Figure 12. Flip-flops are used to step down the clock for use with the LTC2378.

Figure 13. Clock generation on the isolated (hot) side.

• Figure 13: Generating the clock locally is another option to obtain a clock with the required jitter performance. Local clock generation makes the clock architecture more complex because it introduces asynchronous clock domains into the system. For example, if two separate isolated ADCs are to be used, the absolute frequencies of the clocks will be different and sample rate conversion must be added to re-match the clocks. For some details on sample rate conversion, see Engineer-to-Engine Note EE-268.

Similar issues with clocking apply to high performance Sigma-Delta ADCs such as the AD7760. Here, the important clock signal is the jitter-free oversampling clock, for example 40 MHz. No additional divider is required in this case.
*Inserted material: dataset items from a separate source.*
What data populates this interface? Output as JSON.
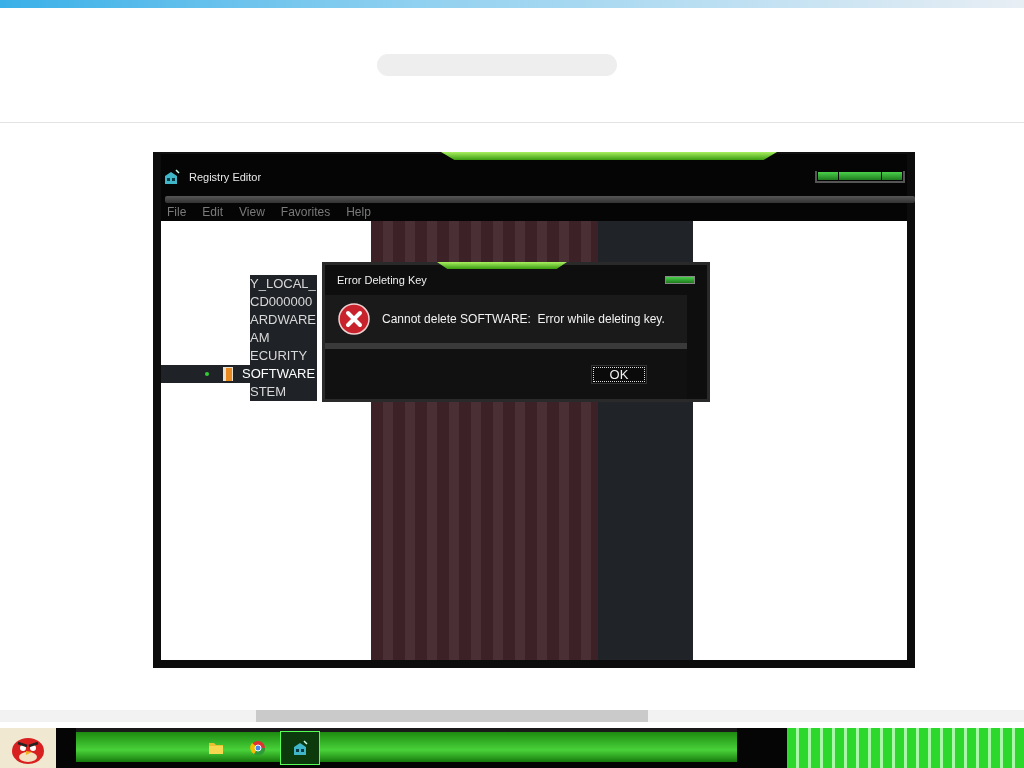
{
  "window": {
    "title": "Registry Editor"
  },
  "menu": [
    {
      "label": "File"
    },
    {
      "label": "Edit"
    },
    {
      "label": "View"
    },
    {
      "label": "Favorites"
    },
    {
      "label": "Help"
    }
  ],
  "tree": {
    "label": "Y_LOCAL_",
    "children": [
      {
        "label": "CD000000",
        "selected": false
      },
      {
        "label": "ARDWARE",
        "selected": false
      },
      {
        "label": "AM",
        "selected": false
      },
      {
        "label": "ECURITY",
        "selected": false
      },
      {
        "label": "SOFTWARE",
        "selected": true
      },
      {
        "label": "STEM",
        "selected": false
      }
    ]
  },
  "dialog": {
    "title": "Error Deleting Key",
    "message": "Cannot delete SOFTWARE:  Error while deleting key.",
    "buttons": [
      {
        "label": "OK",
        "focused": true
      }
    ]
  },
  "taskbar": {
    "items": [
      {
        "kind": "folder",
        "active": false
      },
      {
        "kind": "browser",
        "active": false
      },
      {
        "kind": "registry",
        "active": true
      }
    ]
  }
}
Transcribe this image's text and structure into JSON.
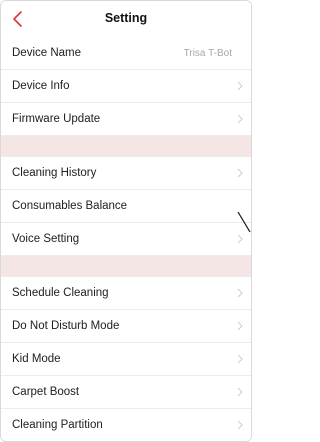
{
  "header": {
    "title": "Setting"
  },
  "groups": [
    {
      "items": [
        {
          "label": "Device Name",
          "value": "Trisa T-Bot"
        },
        {
          "label": "Device Info"
        },
        {
          "label": "Firmware Update"
        }
      ]
    },
    {
      "items": [
        {
          "label": "Cleaning History"
        },
        {
          "label": "Consumables Balance"
        },
        {
          "label": "Voice Setting"
        }
      ]
    },
    {
      "items": [
        {
          "label": "Schedule Cleaning"
        },
        {
          "label": "Do Not Disturb Mode"
        },
        {
          "label": "Kid Mode"
        },
        {
          "label": "Carpet Boost"
        },
        {
          "label": "Cleaning Partition"
        }
      ]
    }
  ],
  "colors": {
    "accent": "#e0323c",
    "separator": "#f5e6e6",
    "chevron": "#cfcfcf"
  },
  "icons": [
    "chevron-left-icon",
    "chevron-right-icon"
  ]
}
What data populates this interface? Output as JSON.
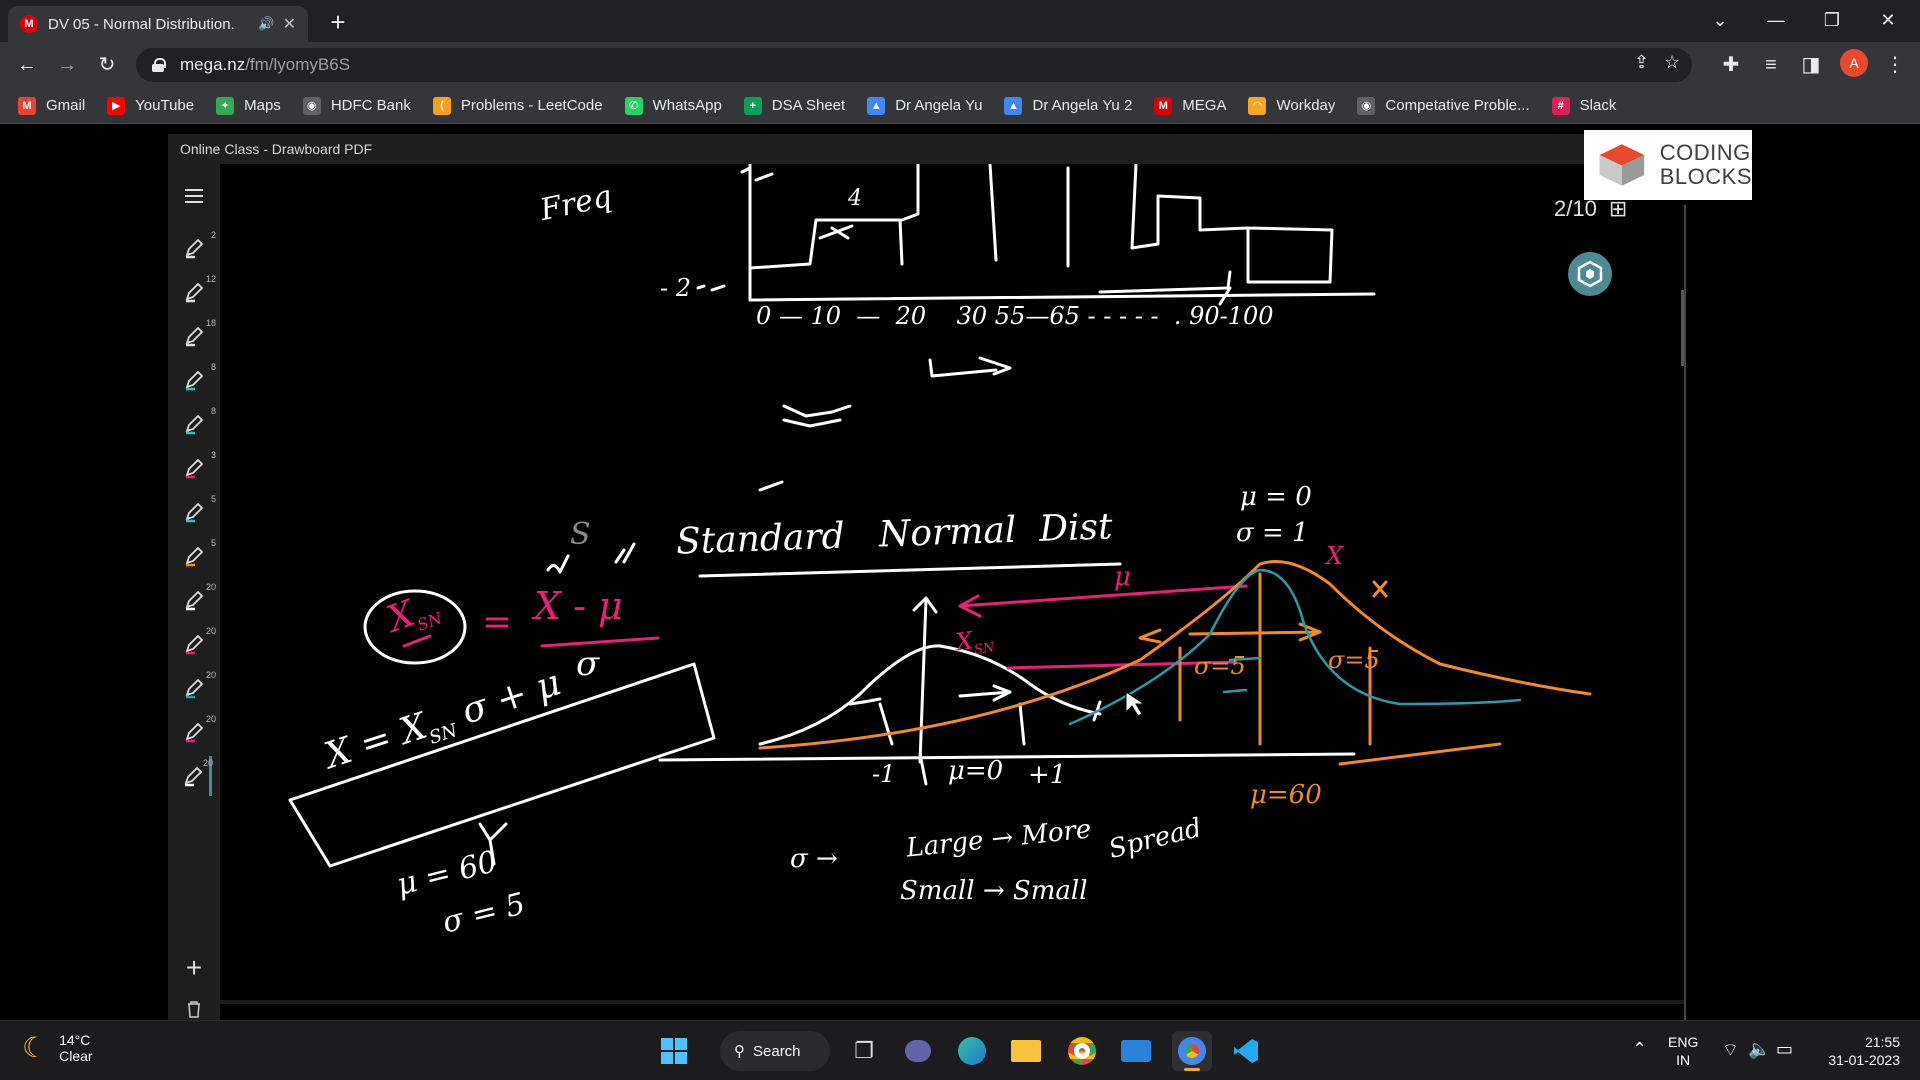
{
  "browser": {
    "tab_title": "DV 05 - Normal Distribution.",
    "tab_favicon": "M",
    "new_tab_label": "+",
    "url_host": "mega.nz",
    "url_path": "/fm/lyomyB6S",
    "profile_initial": "A"
  },
  "bookmarks": [
    {
      "label": "Gmail",
      "icon": "gmail-icon",
      "color": "#ea4335",
      "glyph": "M"
    },
    {
      "label": "YouTube",
      "icon": "youtube-icon",
      "color": "#ff0000",
      "glyph": "▶"
    },
    {
      "label": "Maps",
      "icon": "maps-icon",
      "color": "#34a853",
      "glyph": "✦"
    },
    {
      "label": "HDFC Bank",
      "icon": "globe-icon",
      "color": "#5f6368",
      "glyph": "◉"
    },
    {
      "label": "Problems - LeetCode",
      "icon": "leetcode-icon",
      "color": "#f89f1b",
      "glyph": "⟨"
    },
    {
      "label": "WhatsApp",
      "icon": "whatsapp-icon",
      "color": "#25d366",
      "glyph": "✆"
    },
    {
      "label": "DSA Sheet",
      "icon": "sheets-icon",
      "color": "#0f9d58",
      "glyph": "+"
    },
    {
      "label": "Dr Angela Yu",
      "icon": "drive-icon",
      "color": "#4285f4",
      "glyph": "▲"
    },
    {
      "label": "Dr Angela Yu 2",
      "icon": "drive-icon",
      "color": "#4285f4",
      "glyph": "▲"
    },
    {
      "label": "MEGA",
      "icon": "mega-icon",
      "color": "#d90007",
      "glyph": "M"
    },
    {
      "label": "Workday",
      "icon": "workday-icon",
      "color": "#f5a623",
      "glyph": "◠"
    },
    {
      "label": "Competative Proble...",
      "icon": "globe-icon",
      "color": "#5f6368",
      "glyph": "◉"
    },
    {
      "label": "Slack",
      "icon": "slack-icon",
      "color": "#e01e5a",
      "glyph": "#"
    }
  ],
  "app": {
    "window_title": "Online Class - Drawboard PDF",
    "page_indicator": "2/10",
    "logo_line1": "CODING",
    "logo_line2": "BLOCKS",
    "tool_numbers": [
      "2",
      "12",
      "18",
      "8",
      "8",
      "3",
      "5",
      "5",
      "20",
      "20",
      "20",
      "20",
      "20"
    ],
    "add_label": "+"
  },
  "board_text": {
    "freq": "Freq",
    "num4": "4",
    "neg2": "- 2",
    "x_axis": "0 — 10  —  20    30 55—65 - - - - -  . 90-100",
    "title": "Standard   Normal  Dist",
    "mu0": "μ = 0",
    "sigma1": "σ = 1",
    "x_mark": "X",
    "s_mark": "S",
    "xsn_circle": "X",
    "xsn_sub": "SN",
    "eq_sign": "=",
    "frac_num": "X - μ",
    "frac_den": "σ",
    "boxed_formula": "X = X",
    "boxed_sub": "SN",
    "boxed_tail": "σ + μ",
    "mu_pink": "μ",
    "xsn_pink": "X",
    "xsn_pink_sub": "SN",
    "tick_m1": "-1",
    "tick_mu": "μ=0",
    "tick_p1": "+1",
    "mu60_orange": "μ=60",
    "sig5_left": "σ=5",
    "sig5_right": "σ=5",
    "mu_60": "μ = 60",
    "sigma_5": "σ = 5",
    "sigma_arrow": "σ →",
    "large_line": "Large → More",
    "spread": "Spread",
    "small_line": "Small → Small"
  },
  "taskbar": {
    "temp": "14°C",
    "weather": "Clear",
    "search_label": "Search",
    "lang1": "ENG",
    "lang2": "IN",
    "time": "21:55",
    "date": "31-01-2023"
  },
  "colors": {
    "ink_white": "#ffffff",
    "ink_pink": "#e8207a",
    "ink_orange": "#f08a24",
    "ink_teal": "#2a9aa8",
    "accent_teal": "#4d8a93"
  }
}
Isolated high-performance ADCs require careful isolation design and isolation technology selection to achieve high-performance SNR greater than 100 dB. Special attention should be paid to the isolated clock, as the effects of clock jitter can destroy performance. Secondary attention should be paid to the isolated power supply. Simple isolation topologies such as flyback can introduce high EMI transients.

For better performance, a push-pull converter should be used. Data isolation also needs to be considered (although less critical), and available standard components provide good performance with less impact on overall system performance. Introducing these three isolation topics will help designers come up with high-performance isolation system solutions.